Добавить в цитаты Настройки чтения

Страница 116 из 121

Пинсон обнял Марию. Ему очень хотелось признаться ей в любви, сказать, что они нашли друг друга и это здорово, что добро непременно победит, а чудеса существуют… Но он понимал, что делать этого нельзя.

— Нельзя терять надежду на лучшее, — промолвил Пинсон. — Главное, мы спасены. И Томас спасен. Может, ему повезет вырасти в лучшем мире.

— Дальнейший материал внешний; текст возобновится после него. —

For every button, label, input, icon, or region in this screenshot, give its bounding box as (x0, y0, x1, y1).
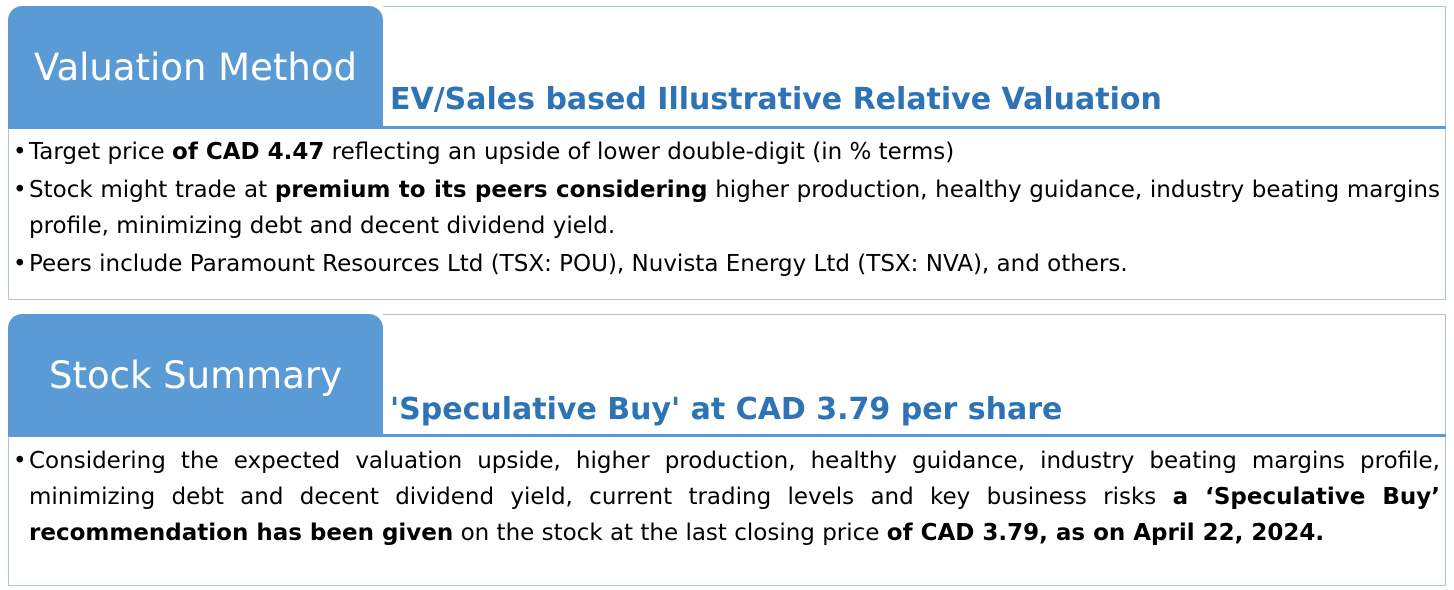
valuation-rule (8, 126, 1446, 129)
bullet-text: Stock might trade at (29, 177, 275, 203)
stock-summary-section: Stock Summary 'Speculative Buy' at CAD 3… (8, 314, 1446, 586)
bullet-dot: • (13, 251, 27, 277)
bullet-text: Considering the expected valuation upsid… (29, 448, 1440, 510)
bullet-text: higher production, healthy guidance, ind… (29, 177, 1440, 239)
bullet-text: reflecting an upside of lower double-dig… (324, 139, 955, 165)
valuation-method-section: Valuation Method EV/Sales based Illustra… (8, 6, 1446, 300)
bullet-text: Peers include Paramount Resources Ltd (T… (29, 251, 1128, 277)
frame-bottom (8, 585, 1446, 586)
frame-bottom (8, 299, 1446, 300)
summary-heading: 'Speculative Buy' at CAD 3.79 per share (390, 392, 1063, 427)
bullet-text: Target price (29, 139, 173, 165)
valuation-method-tab: Valuation Method (8, 6, 383, 128)
frame-right (1445, 6, 1446, 300)
bullet-bold-text: premium to its peers considering (274, 177, 708, 203)
valuation-heading: EV/Sales based Illustrative Relative Val… (390, 82, 1162, 117)
bullet-item: • Considering the expected valuation upsi… (13, 443, 1440, 551)
valuation-bullet-list: • Target price of CAD 4.47 reflecting an … (13, 134, 1440, 282)
frame-left (8, 436, 9, 586)
frame-right (1445, 314, 1446, 586)
summary-bullet-list: • Considering the expected valuation upsi… (13, 443, 1440, 551)
stock-summary-tab: Stock Summary (8, 314, 383, 436)
bullet-bold-text: of CAD 3.79, as on April 22, 2024. (886, 520, 1325, 546)
bullet-bold-text: a ‘Speculative Buy’ recommendation has b… (29, 484, 1440, 546)
valuation-method-tab-label: Valuation Method (34, 45, 357, 89)
bullet-item: • Peers include Paramount Resources Ltd (… (13, 246, 1440, 282)
bullet-dot: • (13, 177, 27, 203)
stock-summary-tab-label: Stock Summary (49, 353, 342, 397)
frame-top (383, 314, 1446, 315)
summary-rule (8, 434, 1446, 437)
bullet-item: • Target price of CAD 4.47 reflecting an … (13, 134, 1440, 170)
bullet-dot: • (13, 448, 27, 474)
bullet-text: on the stock at the last closing price (453, 520, 887, 546)
frame-left (8, 128, 9, 300)
frame-top (383, 6, 1446, 7)
bullet-bold-text: of CAD 4.47 (172, 139, 325, 165)
bullet-dot: • (13, 139, 27, 165)
bullet-item: • Stock might trade at premium to its pee… (13, 172, 1440, 244)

— Надеюсь. — Мария внимательно посмотрела на Пинсона. Высвободившись из его объятий, она снова начала ходить взад-вперед. — Хотя, с другой стороны, как можно надеяться на лучшее! Посмотри, что происходит: одни чудища сражаются с другими. Кто бы из них ни победил, нас ждет судьба беженцев, ибо наша страна уже не будет нашей. Какая разница, кто придет к власти: коммунисты или фашисты? Они не позволят, чтобы такие шедевры, как этот собор, существовали и дальше. Мой отец был атеистом, но я думаю, что он отдал бы жизнь ради того, чтобы спасти эту красоту. Насколько я понимаю, его идеалы не сильно отличались от Идеи Самуила. Вот только вряд ли их удастся сохранить для будущего. Да?

Пинсону показалось, что еще чуть-чуть и у него разорвется сердце.

— Но Томас будет жить. Ты будешь жить, — ответил он. — Я очень надеюсь, ты сможешь заботиться о нем и дальше.

Остановившись, Мария повернула к нему голову. В свете горящего светильника ее рыжие волосы отливали золотом.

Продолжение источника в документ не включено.